アイスランドTreble、1800万ドル調達

原題: Iceland-based Treble raises $18 million for its voice simulation platform

なぜ重要か

物理シミュレーションによる音声AIデータ生成は、実録音に依存する現行手法のボトルネックを解消し得る新たなアプローチとして注目される。

アイスランドのスタートアップTrebleは2026年9月16日、Paladin Capital Group主導のシリーズA延長ラウンドで1800万ドルを調達した。既存投資家KOMPAS VC、Frumtak Ventures、EIC、Omega ehfも参加。2024年の1200万ドル調達と合わせ、累計調達額は4000万ドルを超えた。同社は音声AIモデルや消費者向けハードウェアの開発・テストを支援するシミュレーションプラットフォームを提供している。
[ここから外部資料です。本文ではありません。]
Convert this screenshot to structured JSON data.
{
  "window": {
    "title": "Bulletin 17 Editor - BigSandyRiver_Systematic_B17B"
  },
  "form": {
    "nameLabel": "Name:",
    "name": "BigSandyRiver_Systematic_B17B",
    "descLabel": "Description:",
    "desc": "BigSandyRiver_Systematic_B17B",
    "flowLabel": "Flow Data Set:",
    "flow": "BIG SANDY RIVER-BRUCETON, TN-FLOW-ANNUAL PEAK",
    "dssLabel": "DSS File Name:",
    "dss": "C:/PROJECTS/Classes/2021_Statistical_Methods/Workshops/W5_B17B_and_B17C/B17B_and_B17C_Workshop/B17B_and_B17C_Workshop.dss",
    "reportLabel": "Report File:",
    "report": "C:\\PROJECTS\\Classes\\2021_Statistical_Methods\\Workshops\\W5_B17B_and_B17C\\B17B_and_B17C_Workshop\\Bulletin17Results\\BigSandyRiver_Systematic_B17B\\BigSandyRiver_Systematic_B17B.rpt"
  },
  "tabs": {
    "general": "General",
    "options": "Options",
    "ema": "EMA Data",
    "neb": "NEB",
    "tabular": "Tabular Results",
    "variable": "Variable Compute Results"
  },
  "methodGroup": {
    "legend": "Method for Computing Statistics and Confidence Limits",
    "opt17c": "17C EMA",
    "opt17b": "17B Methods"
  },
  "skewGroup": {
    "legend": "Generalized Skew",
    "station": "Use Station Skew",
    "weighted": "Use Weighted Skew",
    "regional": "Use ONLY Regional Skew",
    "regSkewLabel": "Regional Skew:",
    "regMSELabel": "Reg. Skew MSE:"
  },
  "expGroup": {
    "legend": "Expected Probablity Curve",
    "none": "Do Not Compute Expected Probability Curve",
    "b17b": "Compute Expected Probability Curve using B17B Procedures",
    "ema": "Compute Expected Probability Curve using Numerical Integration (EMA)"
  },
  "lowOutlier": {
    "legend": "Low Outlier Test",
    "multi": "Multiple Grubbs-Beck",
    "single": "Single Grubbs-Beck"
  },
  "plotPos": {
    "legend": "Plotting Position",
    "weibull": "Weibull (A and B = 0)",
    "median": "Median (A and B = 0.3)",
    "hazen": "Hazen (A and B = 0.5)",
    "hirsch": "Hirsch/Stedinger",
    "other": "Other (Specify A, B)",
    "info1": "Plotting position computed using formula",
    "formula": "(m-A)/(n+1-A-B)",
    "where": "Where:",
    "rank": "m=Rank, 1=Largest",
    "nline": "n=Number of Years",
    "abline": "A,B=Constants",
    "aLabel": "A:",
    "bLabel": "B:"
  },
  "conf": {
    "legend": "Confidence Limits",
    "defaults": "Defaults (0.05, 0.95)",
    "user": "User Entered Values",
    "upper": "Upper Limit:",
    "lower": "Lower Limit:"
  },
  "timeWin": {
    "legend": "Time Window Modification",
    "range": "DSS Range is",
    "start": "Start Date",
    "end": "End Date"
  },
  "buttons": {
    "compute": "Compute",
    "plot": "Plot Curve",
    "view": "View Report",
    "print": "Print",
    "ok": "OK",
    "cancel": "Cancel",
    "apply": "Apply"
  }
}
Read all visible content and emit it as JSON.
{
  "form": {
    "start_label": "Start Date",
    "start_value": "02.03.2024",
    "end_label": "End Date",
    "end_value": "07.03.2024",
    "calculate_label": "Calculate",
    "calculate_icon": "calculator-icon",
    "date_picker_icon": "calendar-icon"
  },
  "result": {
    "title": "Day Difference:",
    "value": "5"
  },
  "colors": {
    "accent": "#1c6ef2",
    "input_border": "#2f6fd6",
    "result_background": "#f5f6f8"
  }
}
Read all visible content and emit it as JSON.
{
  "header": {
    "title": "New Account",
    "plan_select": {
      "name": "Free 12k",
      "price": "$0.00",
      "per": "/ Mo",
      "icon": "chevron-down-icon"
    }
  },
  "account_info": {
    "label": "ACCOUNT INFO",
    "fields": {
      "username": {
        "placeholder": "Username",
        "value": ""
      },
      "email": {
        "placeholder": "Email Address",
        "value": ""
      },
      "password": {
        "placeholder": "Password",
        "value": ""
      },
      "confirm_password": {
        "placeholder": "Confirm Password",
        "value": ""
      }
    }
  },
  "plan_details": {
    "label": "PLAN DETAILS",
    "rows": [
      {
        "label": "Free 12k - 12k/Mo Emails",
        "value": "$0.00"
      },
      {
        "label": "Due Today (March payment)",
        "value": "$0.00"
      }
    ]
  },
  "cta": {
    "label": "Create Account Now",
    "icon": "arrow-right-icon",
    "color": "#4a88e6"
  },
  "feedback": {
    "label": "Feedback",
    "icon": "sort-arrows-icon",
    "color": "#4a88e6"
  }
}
Trebleは2020年、音響エンジニアのFinnur PindとJesper Pedersenが共同創業した。AmazonとLogiTechを顧客に持ち、音声AI分野のシミュレーション基盤として存在感を高めている。

同社のプラットフォームは大きく二つの柱から成る。一つ目は音声AI向けの合成データ生成で、音声強調・ノイズ抑制・モデルトレーニングに使用できる。さらに、さまざまな環境条件下で音声AIモデルを評価し、ラボへのフィードバックも提供する。2026年初頭にはHugging Faceと提携し、現実的な多様な環境における音声認識モデルのベンチマークを公開した。

Pind共同創業者はTechCrunchに対し、「音声AIは本質的にデータの課題であり、物理シミュレーションによるデータ生成がインターネットからのスクレイピングに代わる手段になり得る」と語った。

二つ目の柱はハードウェアの設計・テスト支援だ。ヘッドフォンやスピーカーメーカー向けに仮想プロトタイピングを提供し、製品の音質や、スマートスピーカーが設置位置によってどの程度コマンドを認識できるかを事前に検証できる。近年はスマートグラスやAIデバイスのシミュレーションテストにも進出しており、Pindは「レストランで2メートル以内の声だけを聞き取るといった、いわゆる『超人的聴覚』を実現するウェアラブルに大きな可能性を感じている」と述べた。

今回調達した資金は、プラットフォームの拡張と新たな市場開拓に充てられる見通しだ。